Ekonomi, herkesin her şeyi bildiği, hiç kimsenin bir şey bilmediği ama nedense herkesin “Ben demiştim” dediği bir oyun alanı. İmamoğlu meselesiyle birlikte bu oyun alanı bir kez daha “Buradayım be, buradayım” diyor. Günlük yaşamda pazardaki teyzenin patlıcan fiyatını görünce yüzünde beliren ifade, küçük esnafın “Müşteri kalmadı be abi” serzenişi, gençlerin “Çalışıyoruz ama ev ya da araba alamıyoruz” diyerek dile getirdiği hayal kırıklığı; hepsi ekonominin toplum üzerindeki etkisinin farklı yansımaları.

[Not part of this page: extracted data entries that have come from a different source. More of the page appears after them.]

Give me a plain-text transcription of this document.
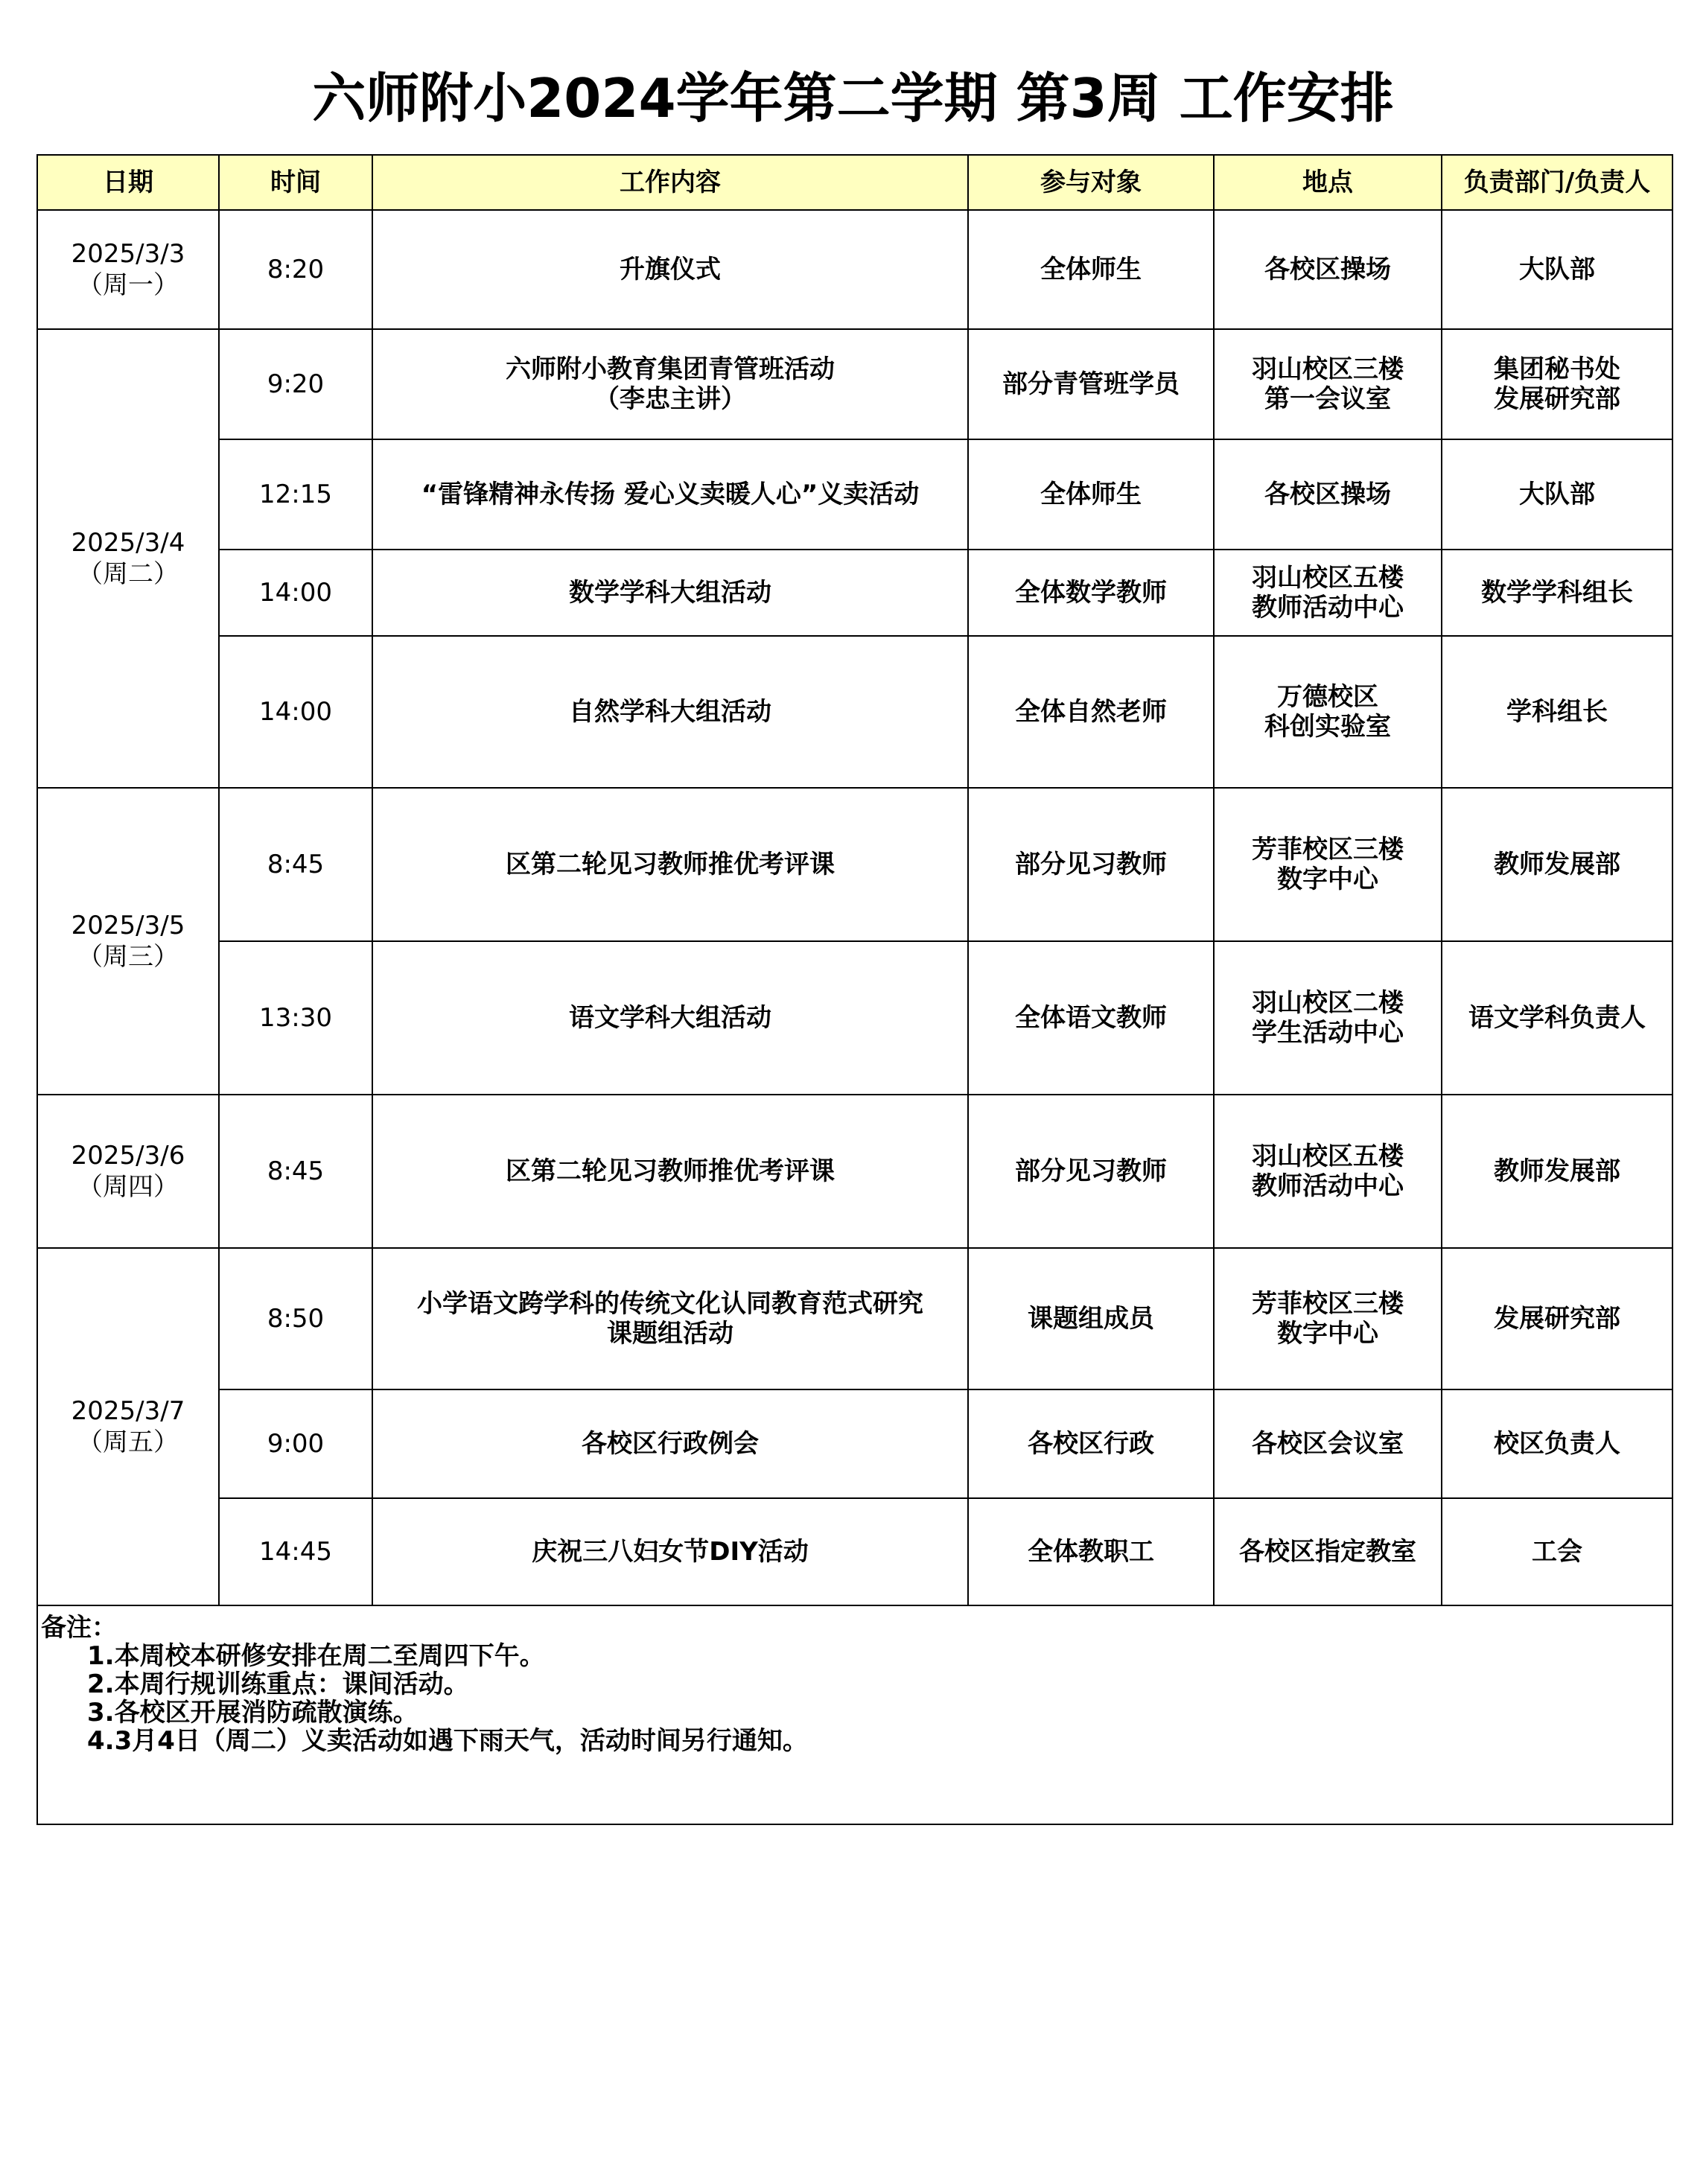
六师附小2024学年第二学期 第3周 工作安排
日期	时间	工作内容	参与对象	地点	负责部门/负责人

2025/3/3
（周一）	8:20	升旗仪式	全体师生	各校区操场	大队部

2025/3/4
（周二）	9:20	六师附小教育集团青管班活动
（李忠主讲）	部分青管班学员	羽山校区三楼
第一会议室	集团秘书处
发展研究部

	12:15	“雷锋精神永传扬 爱心义卖暖人心”义卖活动	全体师生	各校区操场	大队部

	14:00	数学学科大组活动	全体数学教师	羽山校区五楼
教师活动中心	数学学科组长

	14:00	自然学科大组活动	全体自然老师	万德校区
科创实验室	学科组长

2025/3/5
（周三）	8:45	区第二轮见习教师推优考评课	部分见习教师	芳菲校区三楼
数字中心	教师发展部

	13:30	语文学科大组活动	全体语文教师	羽山校区二楼
学生活动中心	语文学科负责人

2025/3/6
（周四）	8:45	区第二轮见习教师推优考评课	部分见习教师	羽山校区五楼
教师活动中心	教师发展部

2025/3/7
（周五）	8:50	小学语文跨学科的传统文化认同教育范式研究
课题组活动	课题组成员	芳菲校区三楼
数字中心	发展研究部

	9:00	各校区行政例会	各校区行政	各校区会议室	校区负责人

	14:45	庆祝三八妇女节DIY活动	全体教职工	各校区指定教室	工会

备注：
1.本周校本研修安排在周二至周四下午。
2.本周行规训练重点：课间活动。
3.各校区开展消防疏散演练。
4.3月4日（周二）义卖活动如遇下雨天气，活动时间另行通知。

Ekonomi, herkesin her şeyi bildiği, hiç kimsenin bir şey bilmediği ama nedense herkesin “Ben demiştim” dediği bir oyun alanı. İmamoğlu meselesiyle birlikte bu oyun alanı bir kez daha “Buradayım be, buradayım” diyor. Günlük yaşamda pazardaki teyzenin patlıcan fiyatını görünce yüzünde beliren ifade, küçük esnafın “Müşteri kalmadı be abi” serzenişi, gençlerin “Çalışıyoruz ama ev ya da araba alamıyoruz” diyerek dile getirdiği hayal kırıklığı; hepsi ekonominin toplum üzerindeki etkisinin farklı yansımaları. Bugün Türkiye ekonomisi, yüksek faiz, yüksek enflasyon, yüksek kur ve dalgalı borsa hareketleriyle şekillenen bir tabloyu yansıtıyor. Son yirmi iki ayda ortalama politika faizi %42,5, ortalama dolar kuru (son hareketlilik hariç) 30,6 TL, tüketici kredi faizleri %54,32, konut kredi faizleri %34 (krediyi alabilene ve ödeyebilene aşk olsun), ticari kredi faizleri %40,2, mazot litre fiyatı ise 39,08 TL, enflasyon ise %56,1 düzeyinde. İşte bu ortalama göstergeler, Financial Times’ın İmamoğlu üzerinden yaptığı yorumda yer alan “Şimşek’in ekonomik kazanımları tehdit altında” ifadesinin temelini oluşturuyor. Ancak bu göstergeler bir yandan da toplumun farklı kesimlerinde hissedilen ekonomik baskının somut yansımaları olarak karşımıza çıkıyor. Öte yandan diyelim ki Almanya’daki bir yatırımcı, %2 faizle borçlanarak Türkiye’ye geliyor, parasını %45 faizle değerlendiriyor. Ne üretim yapıyor, ne güneş altında çalışıyor, ne de reel bir risk alıyor. Bu tabloya kalkınmaya katkı mı denir, yoksa “carry trade dansı” mı?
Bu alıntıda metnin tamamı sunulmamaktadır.